What are common mistakes with proximity search?

These are the most common mistakes we’ve noticed when working with proximity search:

• Using the wrong proximity operators or adjacency operators. As a result, the system interprets the search terms literally rather than by a specified distance, which undermines the purpose of proximity search.
• Setting the number of words too narrowly or too broadly. This can either bring back irrelevant search results or none at all.
• Ignoring word order in systems that require a specific sequence can return no results.
• Incorrectly mixing proximity searching with Boolean operators, overriding constraints in advanced search queries.

With these issues covered, we can now look at the broader limitations of proximity search itself.

What are the limitations of proximity search?

Different systems use different syntax, proximity operators, and adjacency operators. This creates problems when you want to use queries across platforms.

Some databases restrict the maximum number of words allowed per query. In fact, some even require controlled vocabulary or strict word order to return accurate citations.

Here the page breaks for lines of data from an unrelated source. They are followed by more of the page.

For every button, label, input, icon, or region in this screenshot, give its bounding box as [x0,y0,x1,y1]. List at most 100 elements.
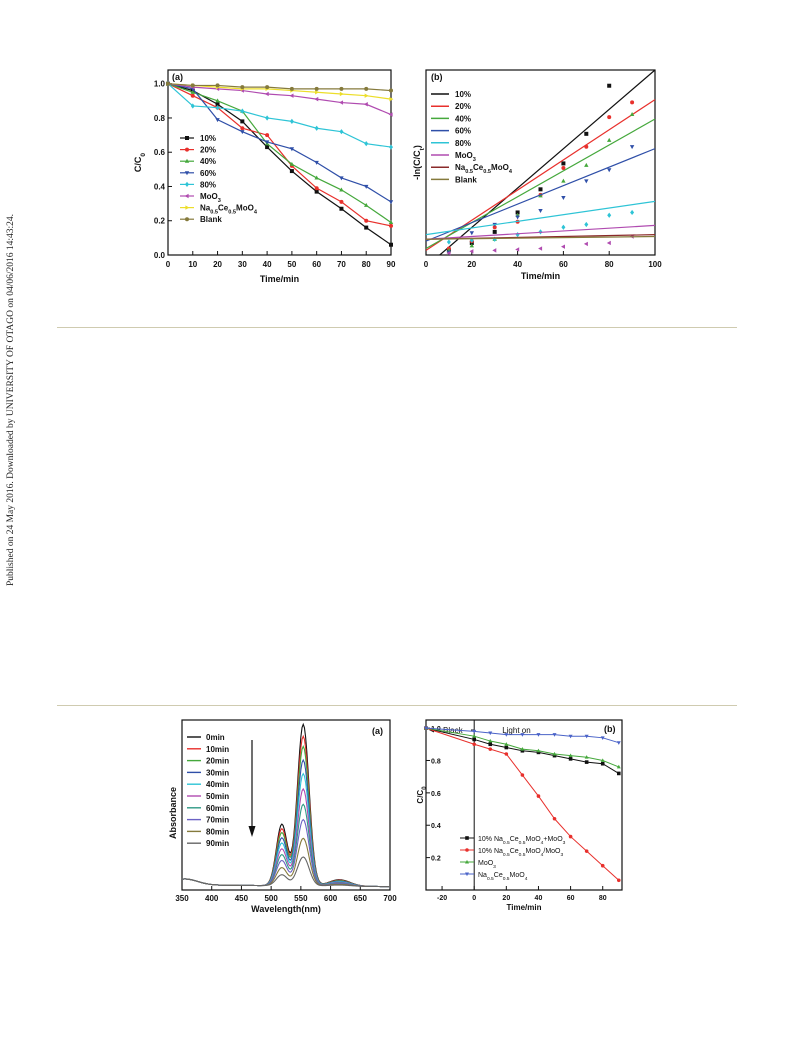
data-point [616,771,621,776]
legend-label: Na0.5Ce0.5MoO4 [200,204,258,216]
time-arrow-head [248,826,256,837]
panel-label: (a) [372,726,383,736]
x-tick-label: 60 [312,260,321,269]
data-point [339,199,344,204]
data-point [520,748,525,753]
data-point [264,91,269,97]
x-tick-label: 80 [599,895,607,902]
data-point [240,108,245,114]
x-tick-label: 30 [238,260,247,269]
data-point [584,144,589,149]
data-point [388,112,393,117]
legend-label: Blank [455,175,477,184]
legend-label: MoO3 [200,192,221,204]
legend-entry: 90min [187,839,229,848]
legend-entry: 0min [187,733,225,742]
legend-entry: Na0.5Ce0.5MoO4 [180,204,258,216]
data-point [584,734,589,739]
data-point [240,85,245,90]
x-tick-label: 10 [188,260,197,269]
legend-entry: 80% [431,139,471,148]
legend-entry: 20min [187,757,229,766]
y-tick-label: 1.0 [154,80,166,89]
legend-label: MoO3 [478,860,496,870]
series-Blank [166,81,393,93]
data-point [240,126,245,131]
data-point [568,753,573,758]
legend-label: 80% [200,180,216,189]
legend-entry: 80min [187,827,229,836]
data-point [538,246,543,251]
y-tick-label: 0.4 [431,823,441,830]
data-point [314,96,319,102]
x-axis-label: Time/min [521,271,560,281]
legend-label: 10% [200,134,216,143]
data-point [190,83,195,88]
data-point [607,212,612,218]
data-point [314,160,319,165]
x-tick-label: 70 [337,260,346,269]
data-point [488,747,493,751]
data-point [552,733,557,737]
x-tick-label: 400 [205,894,219,903]
data-point [215,83,220,88]
legend-label: 40% [455,114,471,123]
data-point [472,742,476,747]
data-point [584,849,589,853]
series-MoO3 [165,81,393,117]
series-line [167,83,392,246]
data-point [364,202,369,207]
y-axis-label: Absorbance [168,787,178,839]
series-Na0.5Ce0.5MoO4 [424,726,621,745]
data-point [536,750,541,755]
data-point [504,745,509,750]
x-tick-label: 0 [166,260,171,269]
data-point [616,878,621,883]
y-tick-label: 0.2 [154,217,166,226]
legend-entry: 10% Na0.5Ce0.5MoO4+MoO3 [460,836,566,846]
annotation-dark: Black [443,726,464,735]
legend-marker [465,859,469,864]
data-point [629,112,635,116]
x-tick-label: 500 [264,894,278,903]
data-point [561,161,566,166]
data-point [600,758,605,762]
legend-label: 40% [200,157,216,166]
plot-frame [181,719,391,891]
data-point [472,729,477,734]
data-point [315,90,320,95]
data-point [561,166,566,171]
legend-marker [185,147,189,152]
fit-line [425,200,656,236]
data-point [289,93,294,98]
data-point [492,248,497,253]
data-point [600,736,605,740]
data-point [538,209,543,213]
series-80% [166,81,393,150]
divider-bottom [57,705,737,706]
legend-entry: 10% Na0.5Ce0.5MoO4/MoO3 [460,848,564,858]
data-point [364,184,369,189]
data-point [607,83,612,88]
data-point [561,244,565,249]
x-tick-label: 60 [559,260,568,269]
x-tick-label: 100 [648,260,662,269]
data-point [584,760,589,764]
data-point [584,131,589,136]
data-point [265,115,270,121]
x-tick-label: 40 [513,260,522,269]
data-point [561,178,566,183]
legend-marker [184,158,190,163]
data-point [469,243,474,248]
data-point [339,100,344,105]
data-point [388,220,394,225]
series-MoO3 [425,224,656,256]
data-point [190,93,195,98]
y-tick-label: 0.6 [154,148,166,157]
legend-label: 70min [206,816,229,825]
data-point [584,179,589,184]
legend-entry: 20% [180,146,216,155]
legend-marker [184,193,189,199]
legend-entry: MoO3 [460,859,496,870]
data-point [504,752,509,756]
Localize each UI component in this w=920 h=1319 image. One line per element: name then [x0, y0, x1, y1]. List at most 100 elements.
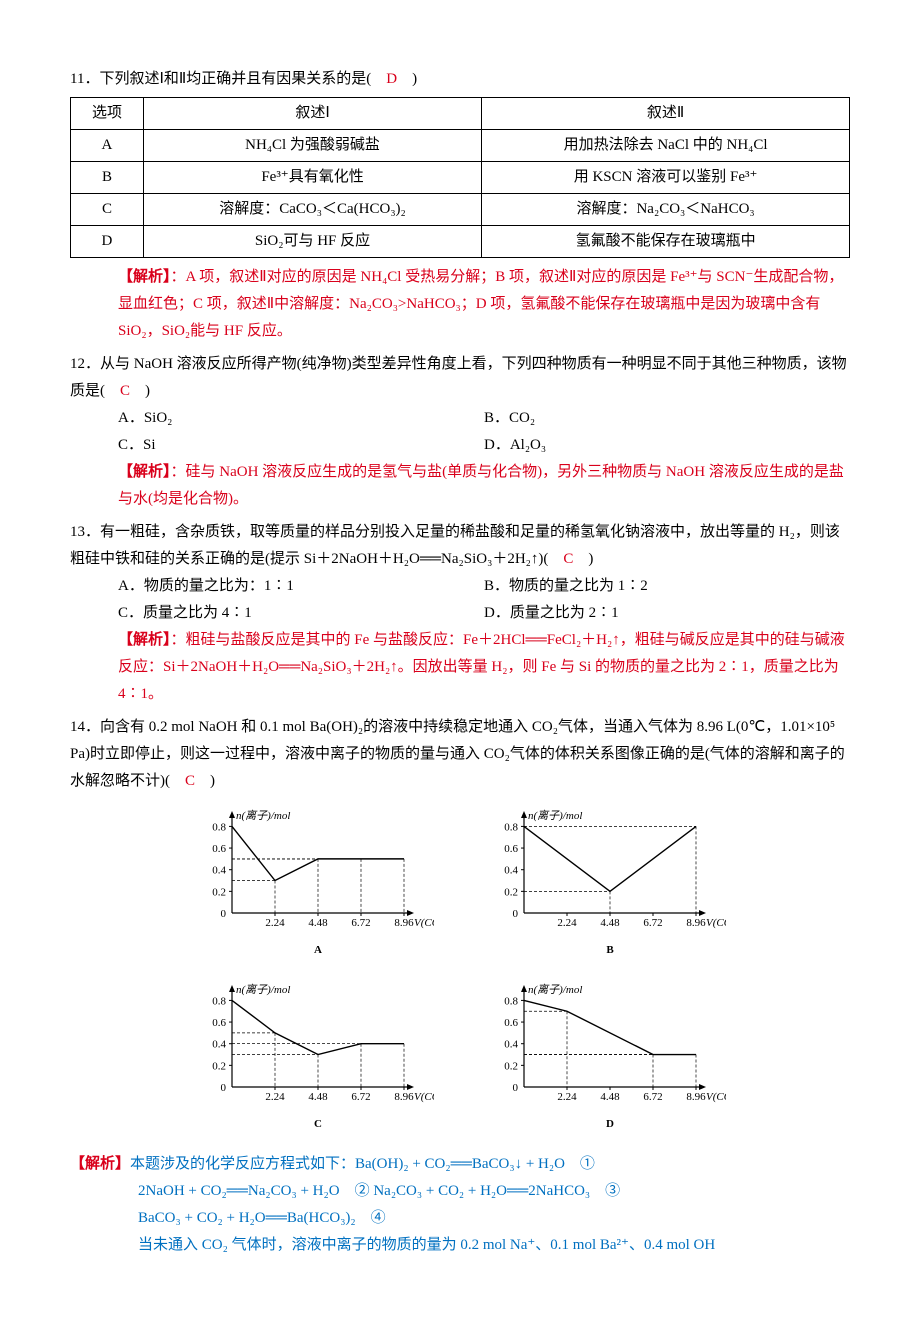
q11-r2c0: C [71, 194, 144, 226]
q14-expl-line3: BaCO₃ + CO₂ + H₂O══Ba(HCO₃)₂ ④ [70, 1205, 850, 1232]
q11-r1c2: 用 KSCN 溶液可以鉴别 Fe³⁺ [482, 162, 850, 194]
svg-text:D: D [606, 1118, 614, 1130]
q11-expl-label: 【解析】 [118, 269, 171, 285]
chart-d: 0.20.40.60.802.244.486.728.96n(离子)/molV(… [486, 977, 726, 1143]
chart-b: 0.20.40.60.802.244.486.728.96n(离子)/molV(… [486, 803, 726, 969]
q11-r2c2: 溶解度：Na₂CO₃＜NaHCO₃ [482, 194, 850, 226]
svg-text:6.72: 6.72 [351, 1091, 370, 1103]
svg-text:n(离子)/mol: n(离子)/mol [528, 809, 582, 822]
svg-text:8.96: 8.96 [394, 1091, 414, 1103]
q13-choice-a: A．物质的量之比为：1∶1 [118, 573, 484, 600]
q11-r0c1: NH₄Cl 为强酸弱碱盐 [143, 130, 481, 162]
svg-text:V(CO₂)/L: V(CO₂)/L [706, 917, 726, 929]
svg-text:2.24: 2.24 [265, 917, 285, 929]
svg-text:6.72: 6.72 [643, 1091, 662, 1103]
q12-stem-suffix: ) [130, 383, 150, 399]
svg-text:4.48: 4.48 [308, 917, 328, 929]
question-13: 13．有一粗硅，含杂质铁，取等质量的样品分别投入足量的稀盐酸和足量的稀氢氧化钠溶… [70, 519, 850, 573]
q11-th-2: 叙述Ⅱ [482, 98, 850, 130]
q11-r1c1: Fe³⁺具有氧化性 [143, 162, 481, 194]
svg-text:0.2: 0.2 [212, 886, 226, 898]
q11-r3c1: SiO₂可与 HF 反应 [143, 226, 481, 258]
q13-choice-c: C．质量之比为 4∶1 [118, 600, 484, 627]
svg-text:4.48: 4.48 [600, 917, 620, 929]
q11-r3c0: D [71, 226, 144, 258]
q14-expl-line1: 本题涉及的化学反应方程式如下：Ba(OH)₂ + CO₂══BaCO₃↓ + H… [130, 1156, 595, 1172]
svg-text:0.6: 0.6 [212, 1017, 226, 1029]
svg-text:0.2: 0.2 [504, 1060, 518, 1072]
svg-text:n(离子)/mol: n(离子)/mol [236, 983, 290, 996]
svg-text:0: 0 [221, 908, 227, 920]
svg-text:0.6: 0.6 [504, 843, 518, 855]
svg-text:6.72: 6.72 [351, 917, 370, 929]
q13-choice-b: B．物质的量之比为 1∶2 [484, 573, 850, 600]
question-14: 14．向含有 0.2 mol NaOH 和 0.1 mol Ba(OH)₂的溶液… [70, 714, 850, 795]
svg-text:0.2: 0.2 [212, 1060, 226, 1072]
svg-text:0: 0 [513, 1082, 519, 1094]
q14-explanation: 【解析】本题涉及的化学反应方程式如下：Ba(OH)₂ + CO₂══BaCO₃↓… [70, 1151, 850, 1178]
q13-expl-body: ：粗硅与盐酸反应是其中的 Fe 与盐酸反应：Fe＋2HCl══FeCl₂＋H₂↑… [118, 632, 845, 702]
svg-text:4.48: 4.48 [308, 1091, 328, 1103]
svg-text:B: B [606, 944, 614, 956]
q13-choices: A．物质的量之比为：1∶1 B．物质的量之比为 1∶2 C．质量之比为 4∶1 … [70, 573, 850, 627]
svg-text:0.4: 0.4 [504, 865, 518, 877]
q11-r0c2: 用加热法除去 NaCl 中的 NH₄Cl [482, 130, 850, 162]
q11-th-1: 叙述Ⅰ [143, 98, 481, 130]
svg-text:2.24: 2.24 [557, 917, 577, 929]
q14-expl-line4: 当未通入 CO₂ 气体时，溶液中离子的物质的量为 0.2 mol Na⁺、0.1… [70, 1232, 850, 1259]
svg-text:V(CO₂)/L: V(CO₂)/L [414, 1091, 434, 1103]
svg-text:8.96: 8.96 [686, 1091, 706, 1103]
svg-text:8.96: 8.96 [686, 917, 706, 929]
svg-text:V(CO₂)/L: V(CO₂)/L [414, 917, 434, 929]
svg-text:0.6: 0.6 [212, 843, 226, 855]
svg-text:0.8: 0.8 [212, 995, 226, 1007]
q12-stem-prefix: 12．从与 NaOH 溶液反应所得产物(纯净物)类型差异性角度上看，下列四种物质… [70, 356, 847, 399]
svg-text:V(CO₂)/L: V(CO₂)/L [706, 1091, 726, 1103]
question-11: 11．下列叙述Ⅰ和Ⅱ均正确并且有因果关系的是( D ) [70, 66, 850, 93]
question-12: 12．从与 NaOH 溶液反应所得产物(纯净物)类型差异性角度上看，下列四种物质… [70, 351, 850, 405]
q11-r0c0: A [71, 130, 144, 162]
q12-expl-label: 【解析】 [118, 464, 171, 480]
svg-text:8.96: 8.96 [394, 917, 414, 929]
q13-stem-prefix: 13．有一粗硅，含杂质铁，取等质量的样品分别投入足量的稀盐酸和足量的稀氢氧化钠溶… [70, 524, 840, 567]
q11-stem-prefix: 11．下列叙述Ⅰ和Ⅱ均正确并且有因果关系的是( [70, 71, 386, 87]
svg-text:0.8: 0.8 [504, 821, 518, 833]
q11-expl-body: ：A 项，叙述Ⅱ对应的原因是 NH₄Cl 受热易分解；B 项，叙述Ⅱ对应的原因是… [118, 269, 843, 339]
svg-text:0.4: 0.4 [212, 865, 226, 877]
q11-r3c2: 氢氟酸不能保存在玻璃瓶中 [482, 226, 850, 258]
svg-text:0: 0 [221, 1082, 227, 1094]
q13-expl-label: 【解析】 [118, 632, 171, 648]
svg-text:2.24: 2.24 [265, 1091, 285, 1103]
svg-text:n(离子)/mol: n(离子)/mol [528, 983, 582, 996]
svg-text:2.24: 2.24 [557, 1091, 577, 1103]
q11-th-0: 选项 [71, 98, 144, 130]
q11-stem-suffix: ) [397, 71, 417, 87]
q11-table: 选项 叙述Ⅰ 叙述Ⅱ ANH₄Cl 为强酸弱碱盐用加热法除去 NaCl 中的 N… [70, 97, 850, 258]
svg-text:n(离子)/mol: n(离子)/mol [236, 809, 290, 822]
q11-r1c0: B [71, 162, 144, 194]
svg-text:4.48: 4.48 [600, 1091, 620, 1103]
svg-text:0.6: 0.6 [504, 1017, 518, 1029]
svg-text:6.72: 6.72 [643, 917, 662, 929]
svg-text:0: 0 [513, 908, 519, 920]
q14-answer: C [185, 773, 195, 789]
svg-text:0.4: 0.4 [212, 1039, 226, 1051]
chart-a: 0.2 0.4 0.6 0.8 0 2.24 4.48 6.72 8.96 n(离子)/mol V(… [194, 803, 434, 969]
q12-choice-b: B．CO₂ [484, 405, 850, 432]
q12-answer: C [120, 383, 130, 399]
q12-choice-a: A．SiO₂ [118, 405, 484, 432]
svg-text:0.8: 0.8 [504, 995, 518, 1007]
svg-text:0.8: 0.8 [212, 821, 226, 833]
q12-choice-c: C．Si [118, 432, 484, 459]
q11-answer: D [386, 71, 397, 87]
q11-r2c1: 溶解度：CaCO₃＜Ca(HCO₃)₂ [143, 194, 481, 226]
q12-choice-d: D．Al₂O₃ [484, 432, 850, 459]
svg-text:C: C [314, 1118, 322, 1130]
q12-choices: A．SiO₂ B．CO₂ C．Si D．Al₂O₃ [70, 405, 850, 459]
q13-stem-suffix: ) [573, 551, 593, 567]
svg-text:A: A [314, 944, 322, 956]
q14-expl-line2: 2NaOH + CO₂══Na₂CO₃ + H₂O ② Na₂CO₃ + CO₂… [70, 1178, 850, 1205]
q13-choice-d: D．质量之比为 2∶1 [484, 600, 850, 627]
q14-expl-label: 【解析】 [70, 1156, 130, 1172]
q14-stem-suffix: ) [195, 773, 215, 789]
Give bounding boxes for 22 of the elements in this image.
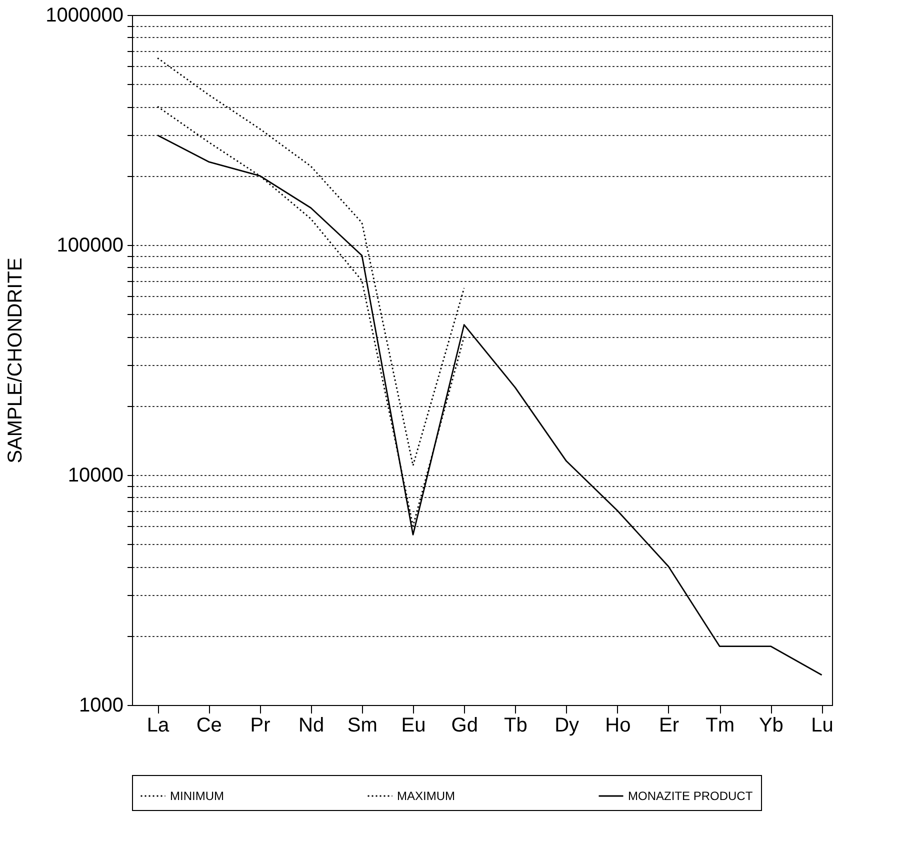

Extensive full-text indexes can slow down performance because the engine must track positional data for every search term. In advanced workflows, these constraints can even clash with Boolean operators.

Why proximity search matters for modern information retrieval

Proximity search is your best option for strengthening relevance by rewarding documents in which the search terms appear close together in the full text.

It reduces noise and improves search accuracy. Plus, the advanced search techniques it supports play a considerable role in domains such as health sciences, legal research, and large government or academic databases.